I- L'intégration sociale des jeunes pauvres
La solidarité est une réaction spontanée de celui qui reconnait la fonction sociale de la propriété et de la destination universelle des biens, même numérique. La possession des biens se justifie pour les accroitre, de manière à ce qu'ils servent mieux le bien commun. C'est pourquoi la solidarité doit être vécue comme la décision de rendre au pauvre ce qui lui revient. Mal interprété, on peut faire des erreurs de compréhension du chef de l'Etat. Paul BIYA est-il entrain de mettre sur le tableau du développement : d'un côté, les pauvres vers l'agriculture ; et de l'autre côté les riches, héritiers du patrimoine numérique.
Nous devons être conscients de la réalité de la majorité des jeunes africains d'aujourd'hui. Se nourrir, se loger, se soigner, se vêtir et s'instruire ; voilà les défis quotidiens du jeune camerounais. La sphère numérique reste la pure chimère à laquelle à laquelle il faut accéder grâce au vol et à la violence.
Au Cameroun, on agresse encore les citoyens, pour obtenir les téléphones ; on arrache les sacs aux femmes aisées dans l'espoir d'y trouver un téléphone à grande valeur, qu'on pourrait revendre à 5 000frs cfa.
L'ampleur des défis provoque, par le nombre de jeunes pauvres dont la misère explose nous oblige à revenir à la racine des déséquilibres qui perturbent nos structures d'intégration sociale.
Tous les jeunes, riches et pauvres, réclament l'intégration à l?économie numérique. Mais, ce domaine, bien que séduisant, demeure dangereux et exigent une certaine éducation. Quels moyens préconise-t-on ? L'économie numérique est banderole intéressante, mais les jeunes sauront-ils en faire bon usage ? Les jeunes y auront-ils facilement accès ? Si jeunesse savait ! Si jeunesse pouvait !!
L'émergence du paradigme numérique au paradis de la misère est une véritable épée de Damoclès.
Dans le tournant de l'histoire africaine où les visages et les mécanismes de la pauvreté se renouvellent, le lien véritable d'une réflexion sur les conditions d'émergence s'opère et s'évalue à partir des groupes sociaux démunis et précarisés.
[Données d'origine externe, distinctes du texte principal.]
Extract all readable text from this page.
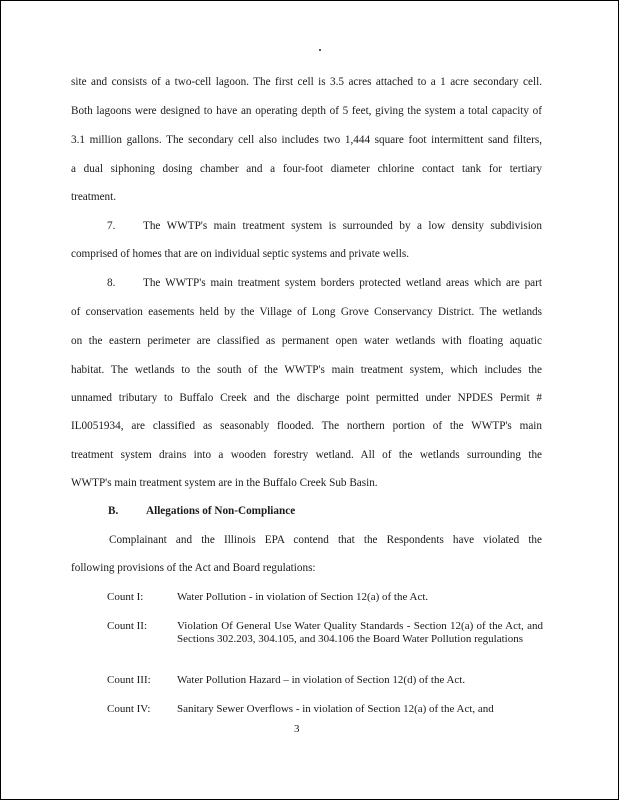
site and consists of a two-cell lagoon. The first cell is 3.5 acres attached to a 1 acre secondary cell.
Both lagoons were designed to have an operating depth of 5 feet, giving the system a total capacity of
3.1 million gallons. The secondary cell also includes two 1,444 square foot intermittent sand filters,
a dual siphoning dosing chamber and a four-foot diameter chlorine contact tank for tertiary
treatment.
7. The WWTP's main treatment system is surrounded by a low density subdivision
comprised of homes that are on individual septic systems and private wells.
8. The WWTP's main treatment system borders protected wetland areas which are part
of conservation easements held by the Village of Long Grove Conservancy District. The wetlands
on the eastern perimeter are classified as permanent open water wetlands with floating aquatic
habitat. The wetlands to the south of the WWTP's main treatment system, which includes the
unnamed tributary to Buffalo Creek and the discharge point permitted under NPDES Permit #
IL0051934, are classified as seasonably flooded. The northern portion of the WWTP's main
treatment system drains into a wooden forestry wetland. All of the wetlands surrounding the
WWTP's main treatment system are in the Buffalo Creek Sub Basin.
B. Allegations of Non-Compliance
Complainant and the Illinois EPA contend that the Respondents have violated the
following provisions of the Act and Board regulations:
Count I:	Water Pollution - in violation of Section 12(a) of the Act.
Count II:	Violation Of General Use Water Quality Standards - Section 12(a) of the Act, and Sections 302.203, 304.105, and 304.106 the Board Water Pollution regulations
Count III: Water Pollution Hazard – in violation of Section 12(d) of the Act.
Count IV: Sanitary Sewer Overflows - in violation of Section 12(a) of the Act, and
3
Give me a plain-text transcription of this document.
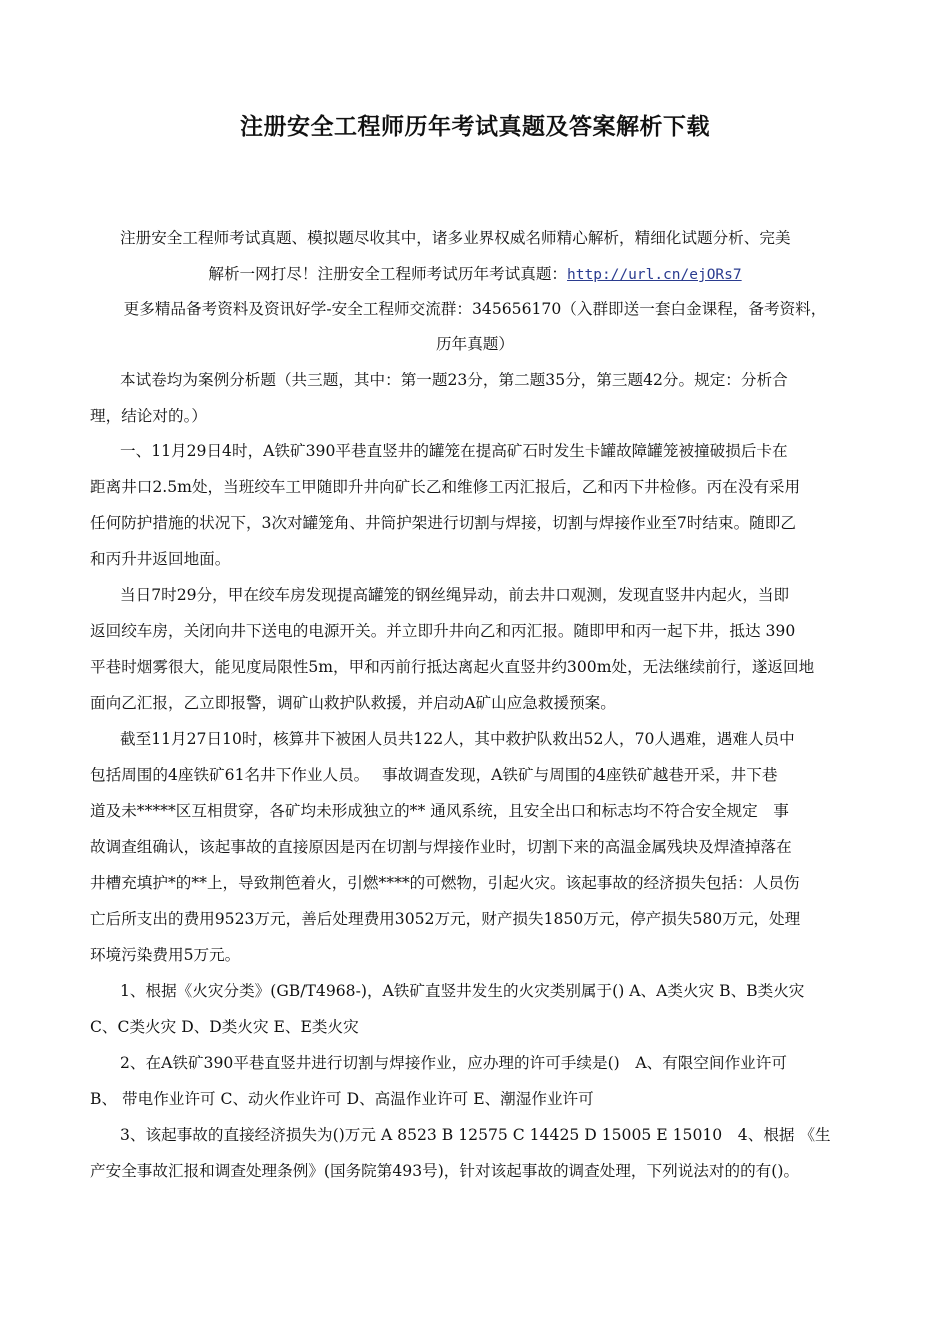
注册安全工程师历年考试真题及答案解析下载
注册安全工程师考试真题、模拟题尽收其中，诸多业界权威名师精心解析，精细化试题分析、完美
解析一网打尽！注册安全工程师考试历年考试真题：http://url.cn/ejORs7
更多精品备考资料及资讯好学-安全工程师交流群：345656170（入群即送一套白金课程，备考资料，
历年真题）
本试卷均为案例分析题（共三题，其中：第一题23分，第二题35分，第三题42分。规定：分析合
理，结论对的。）
一、11月29日4时，A铁矿390平巷直竖井的罐笼在提高矿石时发生卡罐故障罐笼被撞破损后卡在
距离井口2.5m处，当班绞车工甲随即升井向矿长乙和维修工丙汇报后，乙和丙下井检修。丙在没有采用
任何防护措施的状况下，3次对罐笼角、井筒护架进行切割与焊接，切割与焊接作业至7时结束。随即乙
和丙升井返回地面。
当日7时29分，甲在绞车房发现提高罐笼的钢丝绳异动，前去井口观测，发现直竖井内起火，当即
返回绞车房，关闭向井下送电的电源开关。并立即升井向乙和丙汇报。随即甲和丙一起下井，抵达 390
平巷时烟雾很大，能见度局限性5m，甲和丙前行抵达离起火直竖井约300m处，无法继续前行，遂返回地
面向乙汇报，乙立即报警，调矿山救护队救援，并启动A矿山应急救援预案。
截至11月27日10时，核算井下被困人员共122人，其中救护队救出52人，70人遇难，遇难人员中
包括周围的4座铁矿61名井下作业人员。　 事故调查发现，A铁矿与周围的4座铁矿越巷开采，井下巷
道及未*****区互相贯穿，各矿均未形成独立的** 通风系统，且安全出口和标志均不符合安全规定　事
故调查组确认，该起事故的直接原因是丙在切割与焊接作业时，切割下来的高温金属残块及焊渣掉落在
井槽充填护*的**上，导致荆笆着火，引燃****的可燃物，引起火灾。该起事故的经济损失包括：人员伤
亡后所支出的费用9523万元，善后处理费用3052万元，财产损失1850万元，停产损失580万元，处理
环境污染费用5万元。
1、根据《火灾分类》(GB/T4968-)，A铁矿直竖井发生的火灾类别属于() A、A类火灾 B、B类火灾
C、C类火灾 D、D类火灾 E、E类火灾
2、在A铁矿390平巷直竖井进行切割与焊接作业，应办理的许可手续是()　A、有限空间作业许可
B、 带电作业许可 C、动火作业许可 D、高温作业许可 E、潮湿作业许可
3、该起事故的直接经济损失为()万元 A 8523 B 12575 C 14425 D 15005 E 15010　4、根据 《生
产安全事故汇报和调查处理条例》(国务院第493号)，针对该起事故的调查处理，下列说法对的的有()。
II- L'agriculture : passe ou impasse ?
Sans aucune prétention à critiquer « l'impensé des discours » qui structurent la réflexion sur le passage de l'Afrique à la modernité économique, il est important de souligner la peur qui anime les jeunes agriculteurs d'aujourd'hui et de demain.
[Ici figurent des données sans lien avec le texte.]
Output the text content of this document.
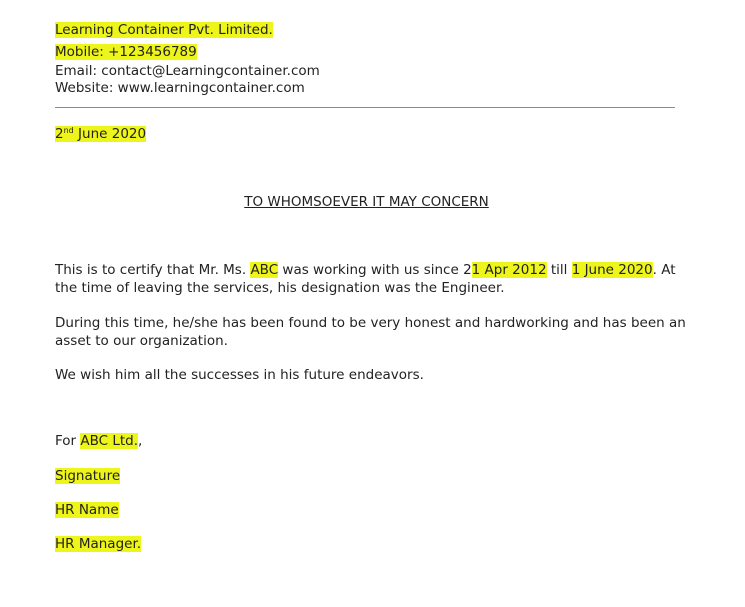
Learning Container Pvt. Limited.
Mobile: +123456789
Email: contact@Learningcontainer.com
Website: www.learningcontainer.com
2nd June 2020
TO WHOMSOEVER IT MAY CONCERN
This is to certify that Mr. Ms. ABC was working with us since 21 Apr 2012 till 1 June 2020. At the time of leaving the services, his designation was the Engineer.
During this time, he/she has been found to be very honest and hardworking and has been an asset to our organization.
We wish him all the successes in his future endeavors.
For ABC Ltd.,
Signature
HR Name
HR Manager.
Il suffit de compter le nombre de grumiers chargés par heure, sur l'axe lourd Yaoundé- Douala, pour comprendre que les forêts denses équatoriales sont entrées définitivement dans une phase de réchauffement qui conduit à la désertification du continent.
En effet, la déforestation, en appauvrissant les sols, aridifie les climats locaux et permet à l'empire des sables de s'étendre. En réduisant ou en supprimant sauvagement les forêts, permet-on aux jeunes de croire à l'agriculture ? « La terre ne trahit jamais », dit-on. Mais l'homme, lui, est traître depuis toujours.
III-Les masques du discours
Devant les exigences du Cameroun émergent, les jeunes sont perdus face à la discontinuité des discours.
Le 11février 2015, le « NGOMNA » promettait des emplois par milliers. A quand le bilan ? Le 11 février 2016, le binôme « économie réelle, économie numérique » est brandi, avec les corollaires d'agriculture et du numérique. Le concept d'émergence semble échapper continuellement à toute mis à l'épreuve et à toute notions de bilan pragmatiques.
Père Antoine ELA,
Chercheur en éthique environnementale
Université de Douala.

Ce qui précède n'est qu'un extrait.